Extreme weather and the Covid-19 pandemic have been blamed for a sharp drop in this year's total agricultural income, Defra said in its new report.
Total Income from Farming (TIFF) - a measure of the performance of the UK agricultural industry - was estimated to be £4.1bn in 2020, a fall of £768m (-15.7%) from 2019.
The main drivers for the fall were a £999 million (-10.0%) fall in the value of crop output, largely caused by unfavourable weather conditions, the forecast explained.
There was also a £310 million (-20%) fall in the value of output from inseparable non-agricultural activities (diversified activities) due to lockdowns.
These more than offset a £490 million (+3.4%) rise in the value of total livestock output. Overall input costs were almost unchanged.
Defra said in the report that last year's farming income figures were the lowest value - in real terms - since 2007.
"Total Income from farming (TIFF) in 2020 was £4,119 million, a fall of £1,050 million (-20%) in real terms (adjusted for inflation) compared with 2019.
"The main contributors to this decrease are the fall in the value of output from wheat (-£885 million, -36%), oilseed rape (-£227 million, -39%) and inseparable non-agricultural activities (-£310 million, -20%)."

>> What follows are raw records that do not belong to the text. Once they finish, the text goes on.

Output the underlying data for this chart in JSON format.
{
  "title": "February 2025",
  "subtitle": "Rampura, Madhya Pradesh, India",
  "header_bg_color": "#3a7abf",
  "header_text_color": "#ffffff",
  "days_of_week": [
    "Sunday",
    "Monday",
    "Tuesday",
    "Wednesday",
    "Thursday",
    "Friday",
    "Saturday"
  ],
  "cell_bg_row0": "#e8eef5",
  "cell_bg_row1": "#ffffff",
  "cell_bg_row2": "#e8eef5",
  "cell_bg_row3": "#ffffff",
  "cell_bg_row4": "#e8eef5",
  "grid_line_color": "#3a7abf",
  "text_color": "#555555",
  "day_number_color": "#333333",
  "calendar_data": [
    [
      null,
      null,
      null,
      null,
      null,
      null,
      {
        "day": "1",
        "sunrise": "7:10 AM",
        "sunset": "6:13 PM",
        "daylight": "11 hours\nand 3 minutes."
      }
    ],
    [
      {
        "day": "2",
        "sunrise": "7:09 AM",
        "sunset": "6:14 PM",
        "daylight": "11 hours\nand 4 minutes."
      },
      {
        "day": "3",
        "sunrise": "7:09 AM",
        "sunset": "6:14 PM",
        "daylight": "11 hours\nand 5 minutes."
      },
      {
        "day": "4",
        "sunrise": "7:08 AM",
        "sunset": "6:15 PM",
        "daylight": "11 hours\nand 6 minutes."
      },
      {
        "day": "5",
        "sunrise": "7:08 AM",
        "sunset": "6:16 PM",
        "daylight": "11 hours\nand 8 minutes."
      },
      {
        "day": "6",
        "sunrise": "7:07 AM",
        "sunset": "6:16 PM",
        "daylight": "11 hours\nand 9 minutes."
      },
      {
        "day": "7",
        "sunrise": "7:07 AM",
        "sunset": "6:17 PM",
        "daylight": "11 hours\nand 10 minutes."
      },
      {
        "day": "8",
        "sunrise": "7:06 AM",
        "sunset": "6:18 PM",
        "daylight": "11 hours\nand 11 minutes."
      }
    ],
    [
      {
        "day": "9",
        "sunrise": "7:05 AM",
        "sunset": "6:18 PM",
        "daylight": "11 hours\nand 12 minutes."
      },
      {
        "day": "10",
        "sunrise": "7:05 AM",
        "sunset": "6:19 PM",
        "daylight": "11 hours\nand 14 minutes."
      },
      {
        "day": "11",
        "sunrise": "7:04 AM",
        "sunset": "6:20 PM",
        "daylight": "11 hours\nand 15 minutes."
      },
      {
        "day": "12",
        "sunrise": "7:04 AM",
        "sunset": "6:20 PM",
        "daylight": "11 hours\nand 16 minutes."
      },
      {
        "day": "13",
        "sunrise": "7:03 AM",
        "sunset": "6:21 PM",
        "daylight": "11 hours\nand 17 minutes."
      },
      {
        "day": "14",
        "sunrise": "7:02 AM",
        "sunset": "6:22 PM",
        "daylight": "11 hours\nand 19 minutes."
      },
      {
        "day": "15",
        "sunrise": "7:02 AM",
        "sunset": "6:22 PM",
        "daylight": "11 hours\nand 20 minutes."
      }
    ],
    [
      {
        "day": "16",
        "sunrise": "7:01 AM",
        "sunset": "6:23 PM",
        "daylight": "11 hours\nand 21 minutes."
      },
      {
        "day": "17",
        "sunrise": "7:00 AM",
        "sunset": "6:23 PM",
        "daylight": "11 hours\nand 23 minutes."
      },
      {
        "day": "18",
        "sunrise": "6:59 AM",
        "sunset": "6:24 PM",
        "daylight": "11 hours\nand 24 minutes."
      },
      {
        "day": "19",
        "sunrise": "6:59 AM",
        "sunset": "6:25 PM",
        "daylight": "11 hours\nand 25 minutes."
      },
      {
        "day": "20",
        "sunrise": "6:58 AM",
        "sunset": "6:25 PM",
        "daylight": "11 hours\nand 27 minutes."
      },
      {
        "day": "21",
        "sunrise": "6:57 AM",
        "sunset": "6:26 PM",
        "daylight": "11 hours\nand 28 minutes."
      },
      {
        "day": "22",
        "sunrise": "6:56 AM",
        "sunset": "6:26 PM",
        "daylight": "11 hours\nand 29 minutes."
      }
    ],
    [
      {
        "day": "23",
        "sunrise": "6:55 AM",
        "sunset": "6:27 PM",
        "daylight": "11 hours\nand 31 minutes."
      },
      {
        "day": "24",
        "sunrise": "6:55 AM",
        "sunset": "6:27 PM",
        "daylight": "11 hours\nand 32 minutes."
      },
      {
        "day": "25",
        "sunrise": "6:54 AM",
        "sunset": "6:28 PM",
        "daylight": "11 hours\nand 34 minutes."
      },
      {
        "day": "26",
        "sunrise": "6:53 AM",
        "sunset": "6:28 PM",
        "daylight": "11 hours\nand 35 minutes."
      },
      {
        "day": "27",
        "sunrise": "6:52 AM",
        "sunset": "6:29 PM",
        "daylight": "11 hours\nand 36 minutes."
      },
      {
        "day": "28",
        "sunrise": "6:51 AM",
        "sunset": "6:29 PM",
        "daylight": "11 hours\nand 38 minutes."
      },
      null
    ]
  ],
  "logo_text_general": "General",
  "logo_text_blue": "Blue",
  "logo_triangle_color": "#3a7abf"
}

This news comes as the government launched a consultation on a new retirement scheme for farmers and the UK offered Australia a zero-tariff, zero-quotas trade deal for beef and lamb, leading many farmers to worry they’ll be undercut.
In the coming years, a new farm payments scheme will launch, rewarding farmers for improving the natural environment, by planting trees, increasing biodiversity and restoring peat bogs.